The original pre-trained PyTorch MODNet model comes from ZHKKKe/MODNet. Note that this pre-trained model is under Creative Commons Attribution NonCommercial ShareAlike 4.0 license.

You could use the script in this repository to convert the original PyTorch model to ONNX. I recommend to do such conversion within a python3 virtual environment, since you'd need to use some specific versions of pip3 packages. Below is a step-by-step guide about how to build the python3 virtual environment and then convert the PyTorch MODNet model to ONNX.

  1. Make sure python3 "venv" module is installed.

    $ sudo apt install python3-venv
    
  2. Create a virtual environment named "venv-onnx" and activate it.

    $ cd ${HOME}/project/tensorrt_demos/modnet
    $ python3 -m venv venv-onnx
    $ source venv-onnx/bin/activate
    

    At this point, you should have entered the virtual environment and would see shell prompt proceeded with "(venv-onnx) ". You could do deactivate to quit the virtual environment when you are done using it.

    Download "torch-1.7.0-cp36-cp36m-linux_aarch64.whl" from here: PyTorch for Jetson. Then install all required packages into the virtual environment. (Note the following should be done inside the "venv-onnx" virtual environment.)

    ### update pip to the latest version in the virtual env
    $ curl https://bootstrap.pypa.io/get-pip.py | python
    ### udpate these essential packages
    $ python -m pip install -U setuptools Cython
    ### I recommend numpy 1.16.x on Jetson
    $ python -m pip install "numpy<1.17.0"
    ### install cv2 into the virtual env
    $ cp -r /usr/lib/python3.6/dist-packages/cv2 venv-onnx/lib/python3.6/site-packages/
    ### install PyImage, onnx and onnxruntime
    $ python -m pip install PyImage onnx==1.8.1 onnxruntime==1.6.0
    ### install PyTorch v1.7.0
    $ sudo apt install libopenblas-base libopenmpi-dev
    $ python -m pip install ${HOME}/Downloads/torch-1.7.0-cp36-cp36m-linux_aarch64.whl
    

    In addition, you might also install onnx-graphsurgeon and polygraphy for debugging.
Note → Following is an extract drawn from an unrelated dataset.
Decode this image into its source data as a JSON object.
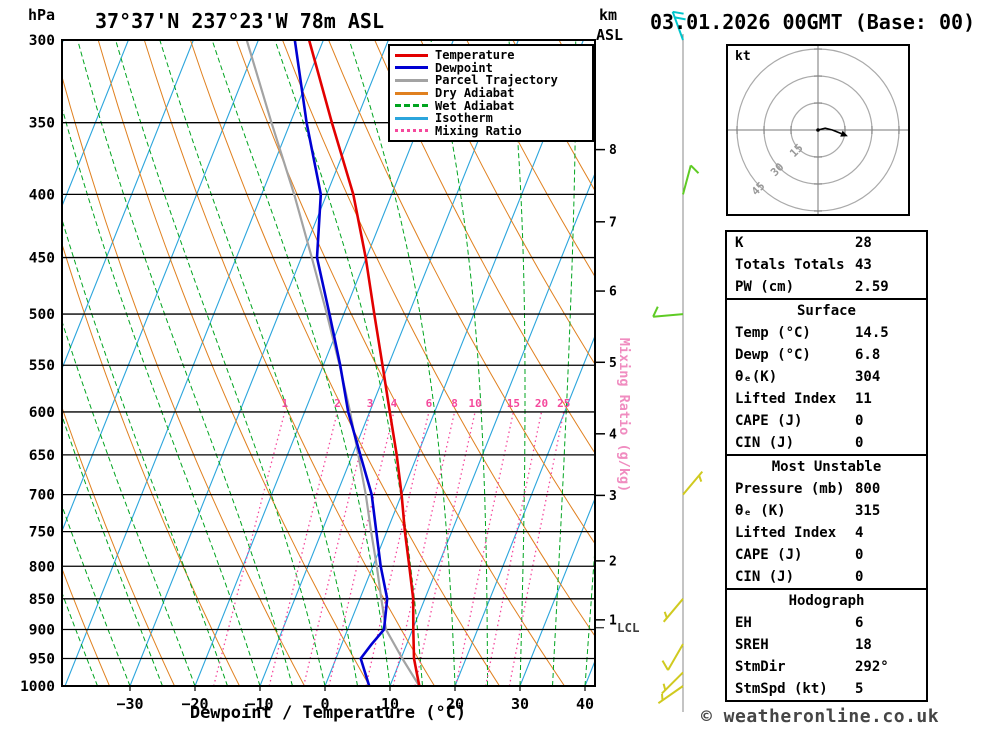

Otherwise, you could do some simple testing to make sure "onnx" and "torch" are working OK in the virtual env.

  3. Download the pre-trained MODNet model (PyTorch checkpoint file) from the link on this page: /ZHKKKe/MODNet/pretrained. I recommend using "modnet_webcam_portrait_matting.ckpt". Just put the file in the current directory.

  4. Do the conversion using the following command. The ouput "modnet.onnx" would be generated.

    $ python -m torch2onnx.export modnet_webcam_portrait_matting.ckpt modnet.onnx
    

    By default, the "torch2onnx.export" script sets input image width and height to 512x288. They could be modified by the "--width" and "--height" command-line options. In addition, the "-v" command-line option could be used to enable verbose logs of torch.onnx.export().